Ce qui m’a surtout frappé, c’est que cet accord soit passé quasi-inaperçu. Il y a un accord de libre-échange sur le continent africain qui couvre plus de 40 pays, mais on n’en parle pas beaucoup. Ce n’est pas étonnant dans la mesure où le Mauricien ne se sent pas vraiment Africain. Maintenant, il n’y a pas beaucoup d’informations sur cet accord. Le libre-échange ne concerne pas que les biens et les services. Il y a aussi la libre circulation des gens, la connectivité et l’accès aérien. Si on intègre le groupe, il faut s’y investir totalement. Maurice est un petit pays avec des frontières restreintes. Avec le libre-échange, on élargit ces frontières. Il y a tout un marché qui devient accessible. Théoriquement, cela cadre avec notre objectif de devenir un pays à haut revenu ? Ça stimulera la croissance économique, mais ce qu’on vise, c’est le développement économique. Il y a une nuance. La croissance, c’est d’une année à une autre, le développement, c’est continuel, plus une planification à long terme. À Maurice, on a tendance à nous comparer à Singapour, un petit pays qui a investi dans le capital humain et où le développement économique a suivi. Cette formule n’est pas forcément applicable ici. Singapour est homogène. Il y a une majorité de la population d’origine chinoise avec peut-être 20 % d’origine malaise. Vous faites quelque chose et tout le monde regarde dans la même direction. Maurice est un pays multiculturel. Cela fait notre force, mais aussi notre faiblesse. Pour Maurice, le capital humain ne suffit pas, il faut aussi s’attarder sur le capital social.

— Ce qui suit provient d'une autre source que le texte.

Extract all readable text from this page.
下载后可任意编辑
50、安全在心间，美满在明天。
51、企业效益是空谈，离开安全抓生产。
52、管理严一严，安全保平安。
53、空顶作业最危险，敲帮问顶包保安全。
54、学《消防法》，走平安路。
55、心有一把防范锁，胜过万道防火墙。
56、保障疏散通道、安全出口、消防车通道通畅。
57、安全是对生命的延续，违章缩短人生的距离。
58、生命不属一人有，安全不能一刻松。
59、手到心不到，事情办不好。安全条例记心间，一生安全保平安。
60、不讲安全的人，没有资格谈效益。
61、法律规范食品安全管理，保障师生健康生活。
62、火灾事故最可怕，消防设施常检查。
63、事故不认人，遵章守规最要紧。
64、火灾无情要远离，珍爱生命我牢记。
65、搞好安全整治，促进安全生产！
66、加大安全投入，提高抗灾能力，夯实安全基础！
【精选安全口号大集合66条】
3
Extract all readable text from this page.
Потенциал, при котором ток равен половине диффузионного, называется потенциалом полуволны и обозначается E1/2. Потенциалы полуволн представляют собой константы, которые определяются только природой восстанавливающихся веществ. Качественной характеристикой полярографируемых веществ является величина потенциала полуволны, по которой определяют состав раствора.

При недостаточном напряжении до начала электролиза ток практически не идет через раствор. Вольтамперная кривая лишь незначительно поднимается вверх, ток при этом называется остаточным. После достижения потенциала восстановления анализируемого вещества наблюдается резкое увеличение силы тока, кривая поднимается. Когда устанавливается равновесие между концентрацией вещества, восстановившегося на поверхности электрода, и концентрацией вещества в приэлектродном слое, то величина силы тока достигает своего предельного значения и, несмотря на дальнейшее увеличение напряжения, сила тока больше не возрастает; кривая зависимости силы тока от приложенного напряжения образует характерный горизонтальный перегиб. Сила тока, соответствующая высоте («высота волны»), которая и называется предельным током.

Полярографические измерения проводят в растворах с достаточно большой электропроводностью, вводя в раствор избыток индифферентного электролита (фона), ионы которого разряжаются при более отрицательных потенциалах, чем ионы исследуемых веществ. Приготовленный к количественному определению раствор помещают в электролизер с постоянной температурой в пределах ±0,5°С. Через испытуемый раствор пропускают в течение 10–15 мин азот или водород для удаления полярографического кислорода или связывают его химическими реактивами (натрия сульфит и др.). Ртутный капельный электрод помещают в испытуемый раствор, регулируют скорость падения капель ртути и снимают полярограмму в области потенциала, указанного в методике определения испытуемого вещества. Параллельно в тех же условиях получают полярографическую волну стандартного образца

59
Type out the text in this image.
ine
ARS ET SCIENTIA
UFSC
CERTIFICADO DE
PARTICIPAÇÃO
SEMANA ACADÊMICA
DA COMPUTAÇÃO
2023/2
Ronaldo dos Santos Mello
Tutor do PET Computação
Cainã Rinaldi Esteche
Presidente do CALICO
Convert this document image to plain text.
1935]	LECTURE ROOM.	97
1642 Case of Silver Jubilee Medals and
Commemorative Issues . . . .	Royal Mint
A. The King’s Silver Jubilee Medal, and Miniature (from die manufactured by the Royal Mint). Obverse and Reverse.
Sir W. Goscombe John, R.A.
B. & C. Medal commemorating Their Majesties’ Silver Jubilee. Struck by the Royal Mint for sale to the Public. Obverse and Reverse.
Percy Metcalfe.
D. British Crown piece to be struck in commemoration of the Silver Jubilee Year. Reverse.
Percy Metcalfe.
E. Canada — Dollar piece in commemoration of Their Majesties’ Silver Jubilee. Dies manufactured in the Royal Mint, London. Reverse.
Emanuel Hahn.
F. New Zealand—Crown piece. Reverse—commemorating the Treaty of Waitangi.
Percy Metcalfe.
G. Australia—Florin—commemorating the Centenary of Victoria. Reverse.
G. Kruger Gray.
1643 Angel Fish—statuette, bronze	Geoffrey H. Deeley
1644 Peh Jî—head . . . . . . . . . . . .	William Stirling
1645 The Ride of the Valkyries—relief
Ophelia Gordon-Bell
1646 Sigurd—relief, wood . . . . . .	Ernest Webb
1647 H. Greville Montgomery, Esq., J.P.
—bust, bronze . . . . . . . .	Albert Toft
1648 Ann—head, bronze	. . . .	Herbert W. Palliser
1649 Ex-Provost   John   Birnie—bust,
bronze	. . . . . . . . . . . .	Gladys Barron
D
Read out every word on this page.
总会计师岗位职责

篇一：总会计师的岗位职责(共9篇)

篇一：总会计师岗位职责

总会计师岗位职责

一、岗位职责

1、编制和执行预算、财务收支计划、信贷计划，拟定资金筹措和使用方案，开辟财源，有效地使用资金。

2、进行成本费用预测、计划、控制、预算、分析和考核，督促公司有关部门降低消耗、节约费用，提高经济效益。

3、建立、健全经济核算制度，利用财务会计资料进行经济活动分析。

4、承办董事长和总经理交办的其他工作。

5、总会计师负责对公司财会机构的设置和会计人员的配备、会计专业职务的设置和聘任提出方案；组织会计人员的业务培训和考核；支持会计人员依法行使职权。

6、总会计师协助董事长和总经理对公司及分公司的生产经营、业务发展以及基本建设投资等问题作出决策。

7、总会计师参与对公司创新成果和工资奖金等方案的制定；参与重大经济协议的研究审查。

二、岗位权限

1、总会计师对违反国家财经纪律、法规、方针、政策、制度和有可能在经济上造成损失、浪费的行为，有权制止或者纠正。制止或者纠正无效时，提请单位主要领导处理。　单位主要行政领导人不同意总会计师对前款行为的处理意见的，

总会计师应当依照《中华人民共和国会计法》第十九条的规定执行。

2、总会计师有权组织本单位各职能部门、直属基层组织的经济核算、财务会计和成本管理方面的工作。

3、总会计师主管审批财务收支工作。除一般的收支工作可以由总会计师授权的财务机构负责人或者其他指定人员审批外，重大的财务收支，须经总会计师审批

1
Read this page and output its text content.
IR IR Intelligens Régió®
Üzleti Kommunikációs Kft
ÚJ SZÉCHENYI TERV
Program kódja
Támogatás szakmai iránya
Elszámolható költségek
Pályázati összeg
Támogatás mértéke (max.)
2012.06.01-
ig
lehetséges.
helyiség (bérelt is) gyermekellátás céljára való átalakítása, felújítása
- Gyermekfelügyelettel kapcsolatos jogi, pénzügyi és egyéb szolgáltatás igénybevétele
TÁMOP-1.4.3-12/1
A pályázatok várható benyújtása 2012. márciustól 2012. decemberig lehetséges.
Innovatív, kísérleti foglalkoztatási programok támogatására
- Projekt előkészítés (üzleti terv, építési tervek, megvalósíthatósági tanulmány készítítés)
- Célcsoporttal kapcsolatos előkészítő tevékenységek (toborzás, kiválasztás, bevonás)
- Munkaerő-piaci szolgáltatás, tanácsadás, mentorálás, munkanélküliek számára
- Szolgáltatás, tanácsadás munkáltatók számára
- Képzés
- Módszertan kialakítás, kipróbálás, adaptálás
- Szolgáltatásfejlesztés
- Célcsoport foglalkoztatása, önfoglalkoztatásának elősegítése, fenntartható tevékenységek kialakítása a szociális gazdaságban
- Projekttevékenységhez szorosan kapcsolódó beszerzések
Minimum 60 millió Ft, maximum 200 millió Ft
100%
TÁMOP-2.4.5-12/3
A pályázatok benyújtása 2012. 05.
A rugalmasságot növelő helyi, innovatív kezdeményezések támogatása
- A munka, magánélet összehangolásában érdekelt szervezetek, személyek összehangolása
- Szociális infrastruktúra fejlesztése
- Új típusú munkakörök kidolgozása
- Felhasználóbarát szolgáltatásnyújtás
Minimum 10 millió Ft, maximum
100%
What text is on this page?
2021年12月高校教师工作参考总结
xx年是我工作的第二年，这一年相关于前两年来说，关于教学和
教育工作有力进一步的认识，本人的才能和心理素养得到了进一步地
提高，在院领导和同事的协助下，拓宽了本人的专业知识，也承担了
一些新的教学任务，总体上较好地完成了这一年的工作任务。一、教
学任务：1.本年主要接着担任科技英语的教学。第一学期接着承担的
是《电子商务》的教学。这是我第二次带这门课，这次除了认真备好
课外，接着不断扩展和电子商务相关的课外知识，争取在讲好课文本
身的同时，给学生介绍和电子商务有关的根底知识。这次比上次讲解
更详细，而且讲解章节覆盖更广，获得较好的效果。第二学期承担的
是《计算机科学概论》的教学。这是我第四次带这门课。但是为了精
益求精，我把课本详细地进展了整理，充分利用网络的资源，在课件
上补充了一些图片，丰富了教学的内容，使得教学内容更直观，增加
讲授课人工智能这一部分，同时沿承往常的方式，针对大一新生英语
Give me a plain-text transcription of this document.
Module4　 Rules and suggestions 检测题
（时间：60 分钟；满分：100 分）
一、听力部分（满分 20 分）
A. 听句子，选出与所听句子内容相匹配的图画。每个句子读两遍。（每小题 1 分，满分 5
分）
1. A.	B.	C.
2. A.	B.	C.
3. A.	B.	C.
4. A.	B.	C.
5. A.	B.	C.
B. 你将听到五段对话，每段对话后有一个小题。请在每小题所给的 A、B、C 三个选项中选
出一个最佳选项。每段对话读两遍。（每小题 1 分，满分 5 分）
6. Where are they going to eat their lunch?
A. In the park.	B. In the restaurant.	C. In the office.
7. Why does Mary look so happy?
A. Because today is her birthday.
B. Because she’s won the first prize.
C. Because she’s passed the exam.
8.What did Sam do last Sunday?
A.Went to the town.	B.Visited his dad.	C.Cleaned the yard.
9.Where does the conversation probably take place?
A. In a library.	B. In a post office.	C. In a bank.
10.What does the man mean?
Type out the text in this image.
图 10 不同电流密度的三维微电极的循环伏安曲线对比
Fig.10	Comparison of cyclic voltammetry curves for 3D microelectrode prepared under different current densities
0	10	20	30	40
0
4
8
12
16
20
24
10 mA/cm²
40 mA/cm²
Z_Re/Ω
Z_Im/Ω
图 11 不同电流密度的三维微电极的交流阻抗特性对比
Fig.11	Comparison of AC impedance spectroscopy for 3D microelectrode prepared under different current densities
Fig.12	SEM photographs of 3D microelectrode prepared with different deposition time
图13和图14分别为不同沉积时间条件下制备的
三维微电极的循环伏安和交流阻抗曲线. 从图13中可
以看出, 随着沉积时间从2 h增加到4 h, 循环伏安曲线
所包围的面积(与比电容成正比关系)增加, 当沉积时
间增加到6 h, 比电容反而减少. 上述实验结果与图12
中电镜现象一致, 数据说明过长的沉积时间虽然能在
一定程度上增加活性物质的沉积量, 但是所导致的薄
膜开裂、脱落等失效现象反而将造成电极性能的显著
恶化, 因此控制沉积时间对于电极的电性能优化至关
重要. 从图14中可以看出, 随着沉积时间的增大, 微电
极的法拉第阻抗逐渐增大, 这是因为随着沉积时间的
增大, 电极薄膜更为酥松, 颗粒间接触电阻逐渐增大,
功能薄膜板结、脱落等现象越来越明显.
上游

Vous entendez quoi par capital social ?
Apprendre à vivre ensemble et regarder dans la même direction. On parle de culture d’entreprise et on devrait reproduire cela à l’échelle nationale.
Que faire pour développer ce capital social ?
Il faut d’abord parler des conséquences de ce manque de capital social. Prenez l’offshore par exemple. Singapour lance le sien dans les années ‘90, avec un service de base. Au fil des ans, il ajoute en sophistication. La demande crée la demande.
Qu’a-t-on fait à Maurice ? On a démarré avec le service de base et aujourd’hui, on en est au même point. L’offshore mauricien, depuis ses origines, c’est la comptabilité de base. Où est la valeur ajoutée ?
Cette valeur ajoutée dans l’offshore, ce serait quoi au juste ?
La gestion du patrimoine, de fonds, des biens… même le côté légal. On parle d’arbitrage privé. On a toujours 10 ou 15 ans de retard. Pour le Singapour, c’est automatique, pas pour nous. Pourtant, en termes de capital humain, on est assez bien servi.
Vous parlez de la distinction entre la croissance et le développement économique. C’est le développement économique dont on parle dans les discours politiques. Fait-on ce qu’il faut pour promouvoir le développement, surtout en ce qui concerne la création de l’Economic Development Board (EDB) ?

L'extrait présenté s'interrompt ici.